Vivere in eterno

Il Vangelo commentato dai giovani e dai salesiani. Prenditi un tempo di meditazione sulla Parola di Dio.

XIX Domenica del Tempo Ordinario

Dal Vangelo secondo Giovanni
Gv 6, 41-51


In quel tempo, i Giudei si misero a mormorare contro Gesù perché aveva detto: "Io sono il pane disceso dal cielo". E dicevano: "Costui non è forse Gesù, il figlio di Giuseppe? Di lui non conosciamo il padre e la madre? Come dunque può dire: "Sono disceso dal cielo"?".
Gesù rispose loro: "Non mormorate tra voi. Nessuno può venire a me, se non lo attira il Padre che mi ha mandato; e io lo risusciterò nell'ultimo giorno. Sta scritto nei profeti: "E tutti saranno istruiti da Dio". Chiunque ha ascoltato il Padre e ha imparato da lui, viene a me. Non perché qualcuno abbia visto il Padre; solo colui che viene da Dio ha visto il Padre. In verità, in verità io vi dico: chi crede ha la vita eterna.
Io sono il pane della vita. I vostri padri hanno mangiato la manna nel deserto e sono morti; questo è il pane che discende dal cielo, perché chi ne mangia non muoia.
Io sono il pane vivo, disceso dal cielo. Se uno mangia di questo pane vivrà in eterno e il pane che io darò è la mia carne per la vita del mondo".

Commento

Nel Vangelo della Liturgia di oggi, Gesù continua a parlare alla gente che ha visto il miracolo della moltiplicazione dei pani e dei pesci. Adesso, però, li invita a fare un salto di qualità. Dopo aver ricordato la manna che Dio aveva dato agli Israeliti nel deserto, applica il simbolo del pane a sé stesso dicendo: «Io sono il pane della vita» (Gv 6,48).

Che cosa significa “pane della vita”? Per vivere, abbiamo bisogno di pane. Chi ha fame non cerca cibi costosi o raffinati, ma chiede pane. Chi non ha lavoro, non cerca stipendi enormi, ma il “pane” di un impiego. Gesù si presenta come il pane, cioè l’essenziale, il necessario per la vita quotidiana. Senza di Lui, non viviamo veramente: vivacchiamo. Solo Lui nutre la nostra anima, ci perdona, ci fa sentire amati, ci dà la forza di amare e perdonare, ci offre quella pace profonda che cerchiamo e ci dona la vita eterna. È il pane essenziale della vita.

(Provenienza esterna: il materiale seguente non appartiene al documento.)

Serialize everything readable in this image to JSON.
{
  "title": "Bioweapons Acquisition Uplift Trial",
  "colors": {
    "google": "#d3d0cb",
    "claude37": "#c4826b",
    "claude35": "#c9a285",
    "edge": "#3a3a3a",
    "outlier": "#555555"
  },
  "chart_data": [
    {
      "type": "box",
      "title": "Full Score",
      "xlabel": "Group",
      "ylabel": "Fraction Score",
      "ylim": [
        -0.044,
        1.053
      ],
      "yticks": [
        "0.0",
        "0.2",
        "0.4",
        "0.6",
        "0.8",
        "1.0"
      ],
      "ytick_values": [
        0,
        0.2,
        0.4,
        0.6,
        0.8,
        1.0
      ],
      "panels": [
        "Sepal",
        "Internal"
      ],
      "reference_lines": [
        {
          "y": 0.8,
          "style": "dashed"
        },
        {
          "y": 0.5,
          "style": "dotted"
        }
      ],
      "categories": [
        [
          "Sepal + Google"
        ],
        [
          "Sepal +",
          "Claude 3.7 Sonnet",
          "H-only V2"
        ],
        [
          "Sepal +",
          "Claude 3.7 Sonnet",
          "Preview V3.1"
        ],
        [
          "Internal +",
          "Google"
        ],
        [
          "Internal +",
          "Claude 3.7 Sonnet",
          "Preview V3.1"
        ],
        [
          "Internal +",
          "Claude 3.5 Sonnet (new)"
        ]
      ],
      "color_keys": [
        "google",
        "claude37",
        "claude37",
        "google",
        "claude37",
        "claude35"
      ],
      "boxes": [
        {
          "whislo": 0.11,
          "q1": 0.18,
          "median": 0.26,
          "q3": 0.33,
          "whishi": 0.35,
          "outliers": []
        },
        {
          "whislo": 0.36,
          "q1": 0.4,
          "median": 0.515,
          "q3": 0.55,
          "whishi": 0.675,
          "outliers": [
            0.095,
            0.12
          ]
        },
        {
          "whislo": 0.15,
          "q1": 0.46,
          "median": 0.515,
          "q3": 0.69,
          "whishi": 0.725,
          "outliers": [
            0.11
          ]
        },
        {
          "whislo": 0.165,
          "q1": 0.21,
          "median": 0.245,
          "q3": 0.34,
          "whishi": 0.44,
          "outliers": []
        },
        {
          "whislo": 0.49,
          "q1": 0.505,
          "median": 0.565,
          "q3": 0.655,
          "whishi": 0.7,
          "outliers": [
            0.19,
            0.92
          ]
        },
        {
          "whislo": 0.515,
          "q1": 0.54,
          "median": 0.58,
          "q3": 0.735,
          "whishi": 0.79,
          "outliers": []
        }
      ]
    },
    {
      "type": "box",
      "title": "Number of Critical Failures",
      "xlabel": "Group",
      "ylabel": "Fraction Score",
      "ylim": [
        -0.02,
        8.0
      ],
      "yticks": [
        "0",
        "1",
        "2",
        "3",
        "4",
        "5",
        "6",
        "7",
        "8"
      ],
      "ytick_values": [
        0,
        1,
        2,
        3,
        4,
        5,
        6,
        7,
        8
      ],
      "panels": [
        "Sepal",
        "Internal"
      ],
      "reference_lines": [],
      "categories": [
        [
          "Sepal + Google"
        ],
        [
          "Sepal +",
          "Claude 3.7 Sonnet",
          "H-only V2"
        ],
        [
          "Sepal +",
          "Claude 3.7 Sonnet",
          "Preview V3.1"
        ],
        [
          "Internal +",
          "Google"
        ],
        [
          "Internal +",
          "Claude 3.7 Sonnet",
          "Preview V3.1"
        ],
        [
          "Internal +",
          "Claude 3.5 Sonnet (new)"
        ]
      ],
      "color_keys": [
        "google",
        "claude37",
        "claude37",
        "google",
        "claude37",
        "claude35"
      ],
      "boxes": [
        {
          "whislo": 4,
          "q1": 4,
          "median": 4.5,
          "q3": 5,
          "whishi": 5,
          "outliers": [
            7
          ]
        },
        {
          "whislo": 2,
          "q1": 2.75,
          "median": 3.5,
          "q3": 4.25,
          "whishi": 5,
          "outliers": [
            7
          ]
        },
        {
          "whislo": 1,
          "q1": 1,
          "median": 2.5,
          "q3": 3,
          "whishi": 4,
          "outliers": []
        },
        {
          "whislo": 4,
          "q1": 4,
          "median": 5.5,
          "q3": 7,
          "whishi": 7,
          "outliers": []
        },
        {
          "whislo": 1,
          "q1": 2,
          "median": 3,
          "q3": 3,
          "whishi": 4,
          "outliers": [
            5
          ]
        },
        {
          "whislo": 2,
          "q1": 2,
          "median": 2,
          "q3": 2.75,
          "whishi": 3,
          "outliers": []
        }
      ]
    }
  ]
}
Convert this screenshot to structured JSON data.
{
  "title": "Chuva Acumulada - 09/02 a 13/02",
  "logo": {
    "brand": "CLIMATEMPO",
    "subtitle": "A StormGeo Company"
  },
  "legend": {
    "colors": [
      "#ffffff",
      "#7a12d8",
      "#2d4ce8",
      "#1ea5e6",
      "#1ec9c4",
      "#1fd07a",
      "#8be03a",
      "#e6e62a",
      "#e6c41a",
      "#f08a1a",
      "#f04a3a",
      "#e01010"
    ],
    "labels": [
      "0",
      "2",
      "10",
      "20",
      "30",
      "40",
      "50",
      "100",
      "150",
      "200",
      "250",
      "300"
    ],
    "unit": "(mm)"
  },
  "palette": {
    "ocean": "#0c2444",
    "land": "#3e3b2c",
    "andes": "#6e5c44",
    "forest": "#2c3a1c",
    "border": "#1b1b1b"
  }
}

“Io sono il pane della vita,” dice. Soffermiamoci su questa immagine. Gesù avrebbe potuto fare un discorso complesso, ma sceglie una parabola semplice e potente. In questa frase, riassume tutto il suo essere e la sua missione. Questo si vedrà chiaramente nell’Ultima Cena, dove dà sé stesso come cibo per noi. Il Padre non gli chiede solo di sfamare la gente, ma di dare sé stesso, spezzare la sua vita, la sua carne e il suo cuore per darci la vita. Queste parole risvegliano in noi lo stupore per il dono dell’Eucaristia. Nessuno, per quanto ami un’altra persona, può farsi cibo per lei. Dio lo ha fatto e continua a farlo per noi. Rinnoviamo questo stupore adorando il Pane della vita, perché l’adorazione riempie la vita di meraviglia.

Ma nel Vangelo, la gente invece di stupirsi, si scandalizza. Pensano: “Questo Gesù lo conosciamo, conosciamo la sua famiglia, come può dire: Sono il pane disceso dal cielo?” (vv. 41-42). Anche noi, a volte, ci scandalizziamo. Preferiremmo un Dio che sta in Cielo senza immischiarsi nella nostra vita, mentre noi gestiamo le nostre faccende. Invece, Dio si è fatto uomo per entrare nella nostra concretezza, nella nostra vita. Tutto della nostra vita gli interessa: affetti, lavoro, dolori, angosce. Possiamo raccontargli tutto perché Gesù desidera questa intimità con noi. L’unica cosa che non vuole è essere relegato a contorno, trascurato, o chiamato in causa solo quando ne abbiamo bisogno.

“Io sono il pane della vita”. Ogni giorno ci sediamo a tavola almeno una volta; magari la sera, in famiglia, dopo una giornata di lavoro o studio. Sarebbe bello, prima di spezzare il pane, invitare Gesù, pane della vita, chiedendogli di benedire quello che abbiamo fatto e anche quello che non siamo riusciti a fare. Invitiamolo a casa nostra, preghiamo in maniera semplice, “domestica”. Gesù sarà a tavola con noi e saremo sfamati da un amore più grande.